Disk Detour: In-Memory Staging with Snowpark’s put_stream Function

Skip the save and land the file—an in-depth review of working with internal stages with Snowpark.

Published in

Snowflake Builders Blog: Data Engineers, App Developers, AI/ML, & Data Science

4 min readJul 25, 2023

Adjusting an image and using the adjusted image for a preview image.

Snowflake offers several methods to upload and download files from internal stages. The command names are identical to the HTTP request methods, like GET and PUT, and their behavior is comparable.

I used "internal" for the stage type that permits file operations within Snowflake. Uploading or downloading files to or from external stages isn't supported by Snowflake, although it's still possible to carry out these tasks with the help of cloud service utilities.

Let’s briefly break down what’s happening here when we perform a regular PUT.

We can see the typical client-server (server, in this case, Snowflake) interaction. The client, likely an application or script running on your laptop or desktop, needs some content to be uploaded. Using a connector, the client can log in and, if all permissions are correct, upload a file that can be retrieved later with a GET or interacted with using Snowflake’s SQL dialect with COPY INTO or SELECT.

This is a simplified view; it’s essential to be mindful of the optional parameters the PUT command supports, which aren’t pertinent to this article but can undoubtedly impact the interaction.

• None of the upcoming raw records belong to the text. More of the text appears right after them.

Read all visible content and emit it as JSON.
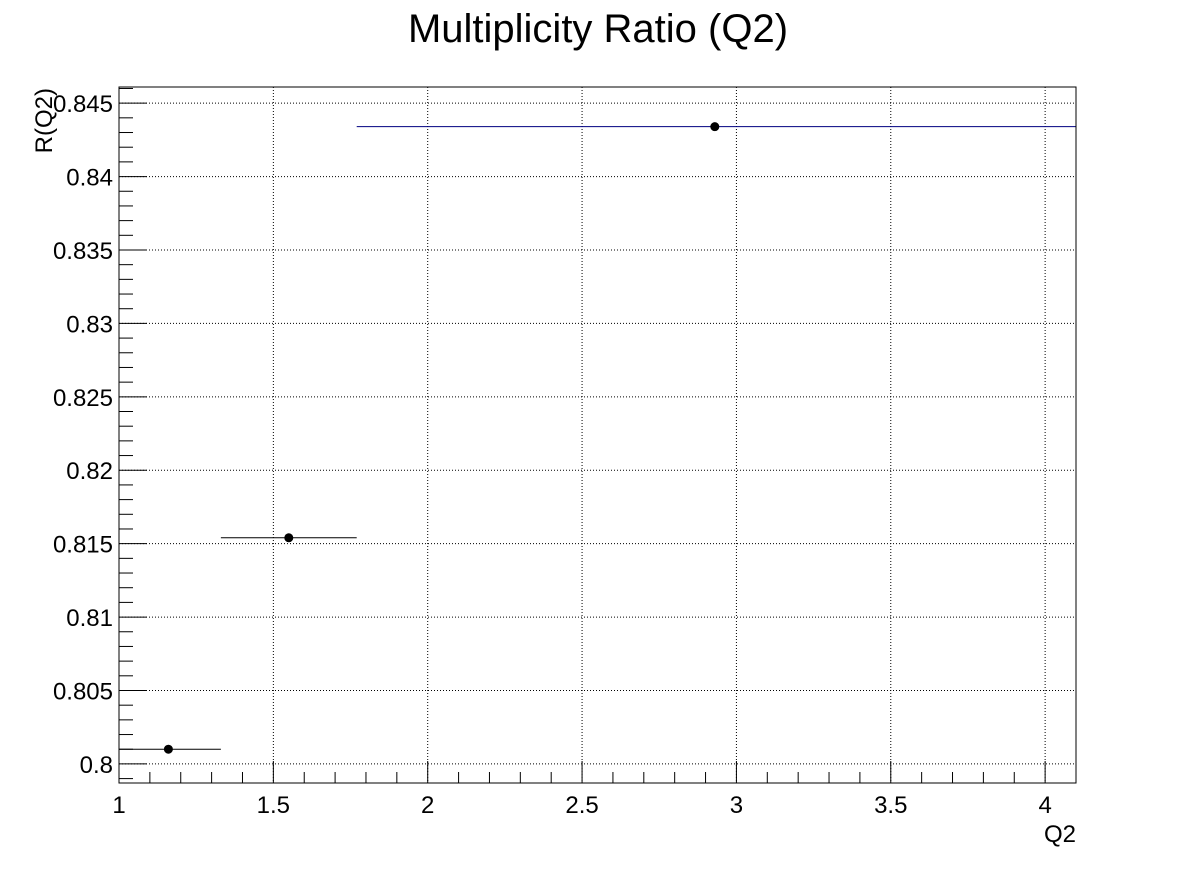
{
  "chart_data": {
    "type": "scatter",
    "title": "Multiplicity Ratio (Q2)",
    "xlabel": "Q2",
    "ylabel": "R(Q2)",
    "xlim": [
      1.0,
      4.1
    ],
    "ylim": [
      0.7987,
      0.8461
    ],
    "x_major_ticks": [
      1,
      1.5,
      2,
      2.5,
      3,
      3.5,
      4
    ],
    "x_tick_labels": [
      "1",
      "1.5",
      "2",
      "2.5",
      "3",
      "3.5",
      "4"
    ],
    "y_major_ticks": [
      0.8,
      0.805,
      0.81,
      0.815,
      0.82,
      0.825,
      0.83,
      0.835,
      0.84,
      0.845
    ],
    "y_tick_labels": [
      "0.8",
      "0.805",
      "0.81",
      "0.815",
      "0.82",
      "0.825",
      "0.83",
      "0.835",
      "0.84",
      "0.845"
    ],
    "grid": true,
    "grid_style": "dotted",
    "series": [
      {
        "points": [
          {
            "x": 1.16,
            "y": 0.801,
            "xlow": 1.0,
            "xhigh": 1.33
          },
          {
            "x": 1.55,
            "y": 0.8154,
            "xlow": 1.33,
            "xhigh": 1.77
          },
          {
            "x": 2.93,
            "y": 0.8434,
            "xlow": 1.77,
            "xhigh": 4.1
          }
        ],
        "marker_color": "#000000",
        "error_bar_colors": [
          "#000000",
          "#000000",
          "#000080"
        ]
      }
    ]
  }
}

So far, we’ve explored PUT in such a way that’s demonstrating taking a file from the client and loading it to an Internal Stage in Snowflake. What if there is no file? What if we want to write something we haven’t yet saved, such as a DataFrame or a machine learning model?

Why Write Twice?

Meme comparing PUT and PUT_STREAM options with a cat wearing sunglasses.

I see a lot of examples that will write files to a temporary directory only to execute a PUT to have that file copied and written to a stage. We can streamline (pun intended) this with PUT_STREAM.

Let’s review two scenarios using the joblib library to serialize (dump) a machine-learning model. In machine learning, serialization allows us to save the trained model to disk or memory so that it can be reused later without retraining it from scratch.

Scenario 1 — PUT

The model is serialized using joblib.dump(model, model_file), where model is the machine learning model to be serialized, and model_file is the path of the file where the serialized model will be stored.
The joblib.dump function saves the serialized model to the specified file location (model_file).
The session.file.put function is then used to store the serialized model file (model_file) in a session file. @models is the name of the internal stage where the model file will be stored.

Scenario 2 — PUT_STREAM

A BytesIO object x is created. BytesIO is an in-memory stream used to store binary data.
The model is serialized using joblib.dump(model, x), where model is the machine learning model to be serialized, and x is the BytesIO object to store the serialized data.
The joblib.dump function saves the serialized model to the BytesIO object x.
The session.file.put_stream function is then used to store the serialized model data from the BytesIO object x in a session file. @models is the name of the internal stage where the model file will be stored.

Since the dump function provided by the Joblib library supports a file object or a path of the file for the filename parameter; both solutions work almost interchangeably.

The main difference between the two solutions lies in how the serialized model is stored. Solution 1 saves the serialized model to a physical file on the disk (model_file) and then writes the file to the internal stage. Solution 2, on the other hand, uses the model already in memory using a BytesIO object (x) and then writes the object to the internal stage.

Conclusion

There’s not really a right or wrong way to do this, but evaluating and understanding the different ways it can be done is worthwhile.

I thought about this trick when I was thinking through a quick way to write a Pandas DataFrame to a stage in another article, and I figured it would be worth sharing in greater detail here.

I hope you enjoyed the read and found this helpful!